Lemaire Channel & Grandidier Channel

While travelling only a few dozen miles today, we experienced great contrasts in the seas through which we glided. At the start of the day, we etched a course through the reflectively placid waters of the Lemaire Channel, a double-ended fiord that marks the boundary between the relatively civilised waters to the north, and the ice-strewn passages that stretch down toward Antarctica’s frigid interior.

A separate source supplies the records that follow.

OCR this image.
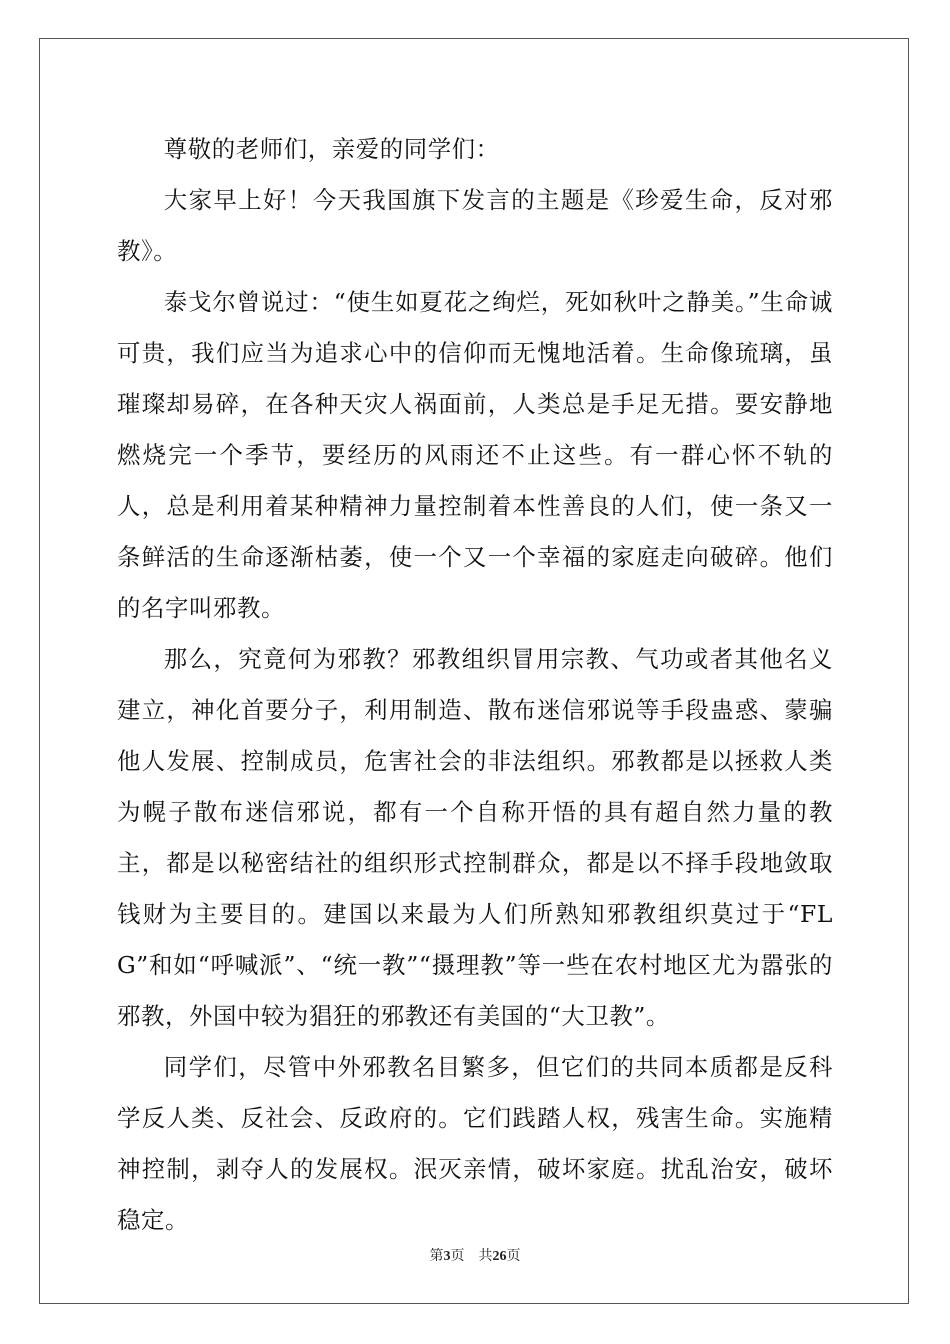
尊敬的老师们，亲爱的同学们：

大家早上好！今天我国旗下发言的主题是《珍爱生命，反对邪教》。

泰戈尔曾说过：“使生如夏花之绚烂，死如秋叶之静美。”生命诚可贵，我们应当为追求心中的信仰而无愧地活着。生命像琉璃，虽璀璨却易碎，在各种天灾人祸面前，人类总是手足无措。要安静地燃烧完一个季节，要经历的风雨还不止这些。有一群心怀不轨的人，总是利用着某种精神力量控制着本性善良的人们，使一条又一条鲜活的生命逐渐枯萎，使一个又一个幸福的家庭走向破碎。他们的名字叫邪教。

那么，究竟何为邪教？邪教组织冒用宗教、气功或者其他名义建立，神化首要分子，利用制造、散布迷信邪说等手段蛊惑、蒙骗他人发展、控制成员，危害社会的非法组织。邪教都是以拯救人类为幌子散布迷信邪说，都有一个自称开悟的具有超自然力量的教主，都是以秘密结社的组织形式控制群众，都是以不择手段地敛取钱财为主要目的。建国以来最为人们所熟知邪教组织莫过于“FLG”和如“呼喊派”、“统一教”“摄理教”等一些在农村地区尤为嚣张的邪教，外国中较为猖狂的邪教还有美国的“大卫教”。

同学们，尽管中外邪教名目繁多，但它们的共同本质都是反科学反人类、反社会、反政府的。它们践踏人权，残害生命。实施精神控制，剥夺人的发展权。泯灭亲情，破坏家庭。扰乱治安，破坏稳定。

第3页 共26页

This fiord cleaves a path between high peaks on both sides and our Video Chronicler patrolled in a lone Zodiac to document our passage. This brought us to our destination for the morning: Booth Island. Here we managed to combine kayaking in the sheltered waters with hiking to penguin colonies on the snowy slopes above. Gentoo, chinstrap, and adelie penguins all breed here, and the historically minded among us enjoyed the few visible remains of a 1904 expedition, led by Jean Baptiste Charcot.

In the afternoon we went south looking for ice and soon found it in the wide Grandidier Channel. Large pans of sea ice clogged the route to the south while we scanned the floes for seals and other wildife.

We weren’t the only ones keeping an eye out for seals – a pod of killer whales was patrolling in front of us, occasionally spy-hopping in an attempt to locate a tasty morsel on an ice floe.

Pushing further south, we encountered increasingly heavy pack ice and by 2130, we’d reached our turn-around point at 65º 45’ S latitude. As the Captain brought the ship around to a northerly heading, we lingered on deck, savouring the lengthening shadows and rosy glow that spread over the icy peaks of the Antarctic Peninsula.